Regardless of how high-tech your dishwasher may seem, chances are it works in much the same way as any model manufactured in the 90’s. Basic dishwasher design has changed little over the past few decades, which means you’re likely to be able to perform its basic fixes even if you’re neither an electrical engineer nor a computer programmer.
First, here’s a basic overview of how a dishwasher functions. Dishwashers are likely to run on 115-volt or 120-volt power. The water that pumps through them comes directly from your house’s water heater and ultimately ends up in your sink’s drainpipe. Most dishwashers aren’t even connected to your house’s cold water supply. You can shut off the water to the dishwasher by finding the right valve near your kitchen sink (assuming your dishwasher is in the kitchen). Before you start working on your dishwasher, do keep in mind that it is a large-scale appliance hooked to both your house’s electrical system and plumbing system. To ensure your safety, be sure to disengage it from both before doing any work on it.
Ok, so your dishwasher isn’t working. First, the basics: Make sure it’s receiving power by checking its power cord and plug. Also check the switch that controls the outlet to make sure that it’s turned on. Most built-in dishwashers are wired directly into a circuit (as opposed to being plugged into an outlet), and if this is the case for your appliance you’re going to need to check the main entrance panel for a blown fuse or tripped circuit. Test the switch controlling your wall outlet with a voltage tester if that’s relevant.
Because dishwashers don’t operate until their door latches are properly engaged, you may want to check the latch as well. If the dishwasher only works if you manually hold the latch tightly in place, you know you’ve got a faulty latch (which is easily replaced).
Another thing to look out for is if the issue is actually with your water heater; so long as the water going to the dishwasher is hot, that’s not the case though. Just check and see if you still can get hot water to come out the tap.
Finally, make sure all the buttons at the control panel have been properly set. This may sound stupid, but it’s common for dishwasher issues to be caused by user error as opposed to physical malfunction.

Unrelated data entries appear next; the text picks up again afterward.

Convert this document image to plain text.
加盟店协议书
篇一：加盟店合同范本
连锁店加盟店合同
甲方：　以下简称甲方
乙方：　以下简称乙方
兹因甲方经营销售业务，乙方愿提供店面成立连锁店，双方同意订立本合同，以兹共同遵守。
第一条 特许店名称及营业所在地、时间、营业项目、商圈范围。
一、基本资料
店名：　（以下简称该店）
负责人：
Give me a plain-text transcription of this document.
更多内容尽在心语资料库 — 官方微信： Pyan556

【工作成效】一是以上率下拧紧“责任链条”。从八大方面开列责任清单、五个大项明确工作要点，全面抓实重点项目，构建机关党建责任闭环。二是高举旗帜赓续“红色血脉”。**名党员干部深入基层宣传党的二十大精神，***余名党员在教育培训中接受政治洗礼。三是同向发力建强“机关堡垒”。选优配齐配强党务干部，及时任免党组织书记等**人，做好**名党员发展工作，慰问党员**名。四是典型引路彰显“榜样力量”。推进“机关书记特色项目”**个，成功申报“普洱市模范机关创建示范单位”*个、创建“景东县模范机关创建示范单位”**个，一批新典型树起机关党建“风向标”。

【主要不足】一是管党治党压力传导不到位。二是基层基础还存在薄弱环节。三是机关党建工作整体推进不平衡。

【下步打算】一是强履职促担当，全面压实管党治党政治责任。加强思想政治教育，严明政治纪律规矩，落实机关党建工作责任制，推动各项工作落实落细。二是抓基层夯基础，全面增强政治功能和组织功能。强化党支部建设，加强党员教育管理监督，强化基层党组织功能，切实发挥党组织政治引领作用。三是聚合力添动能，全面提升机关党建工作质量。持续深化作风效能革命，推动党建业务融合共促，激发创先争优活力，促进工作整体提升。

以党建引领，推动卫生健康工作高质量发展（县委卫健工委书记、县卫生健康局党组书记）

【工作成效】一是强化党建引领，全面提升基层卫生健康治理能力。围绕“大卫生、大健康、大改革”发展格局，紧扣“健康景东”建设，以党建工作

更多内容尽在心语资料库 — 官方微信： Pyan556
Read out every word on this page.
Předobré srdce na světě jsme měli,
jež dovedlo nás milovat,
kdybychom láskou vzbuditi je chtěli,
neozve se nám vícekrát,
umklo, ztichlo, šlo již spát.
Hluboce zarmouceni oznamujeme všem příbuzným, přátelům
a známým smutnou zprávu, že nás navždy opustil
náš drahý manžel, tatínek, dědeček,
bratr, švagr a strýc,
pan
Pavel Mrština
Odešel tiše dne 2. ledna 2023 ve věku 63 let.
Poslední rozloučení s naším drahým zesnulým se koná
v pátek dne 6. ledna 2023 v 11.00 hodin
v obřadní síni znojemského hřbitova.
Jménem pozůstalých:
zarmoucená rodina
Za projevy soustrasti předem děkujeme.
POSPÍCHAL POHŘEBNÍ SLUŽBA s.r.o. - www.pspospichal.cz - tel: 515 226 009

If your issue lies deeper in the dishwasher, realize that access to most of its working components is available just by opening the dishwasher door. The exception is the control panel, for which opening up may involve removing a series of retaining screws, prying off strips of molding, and the like. Control knobs are fitted on shafts or held by small setscrews in the base of the knobs, so sometimes you have to remove the entire front door panel to get to the goods. It’s just a matter of removing some retaining screws though so don’t worry too much about it.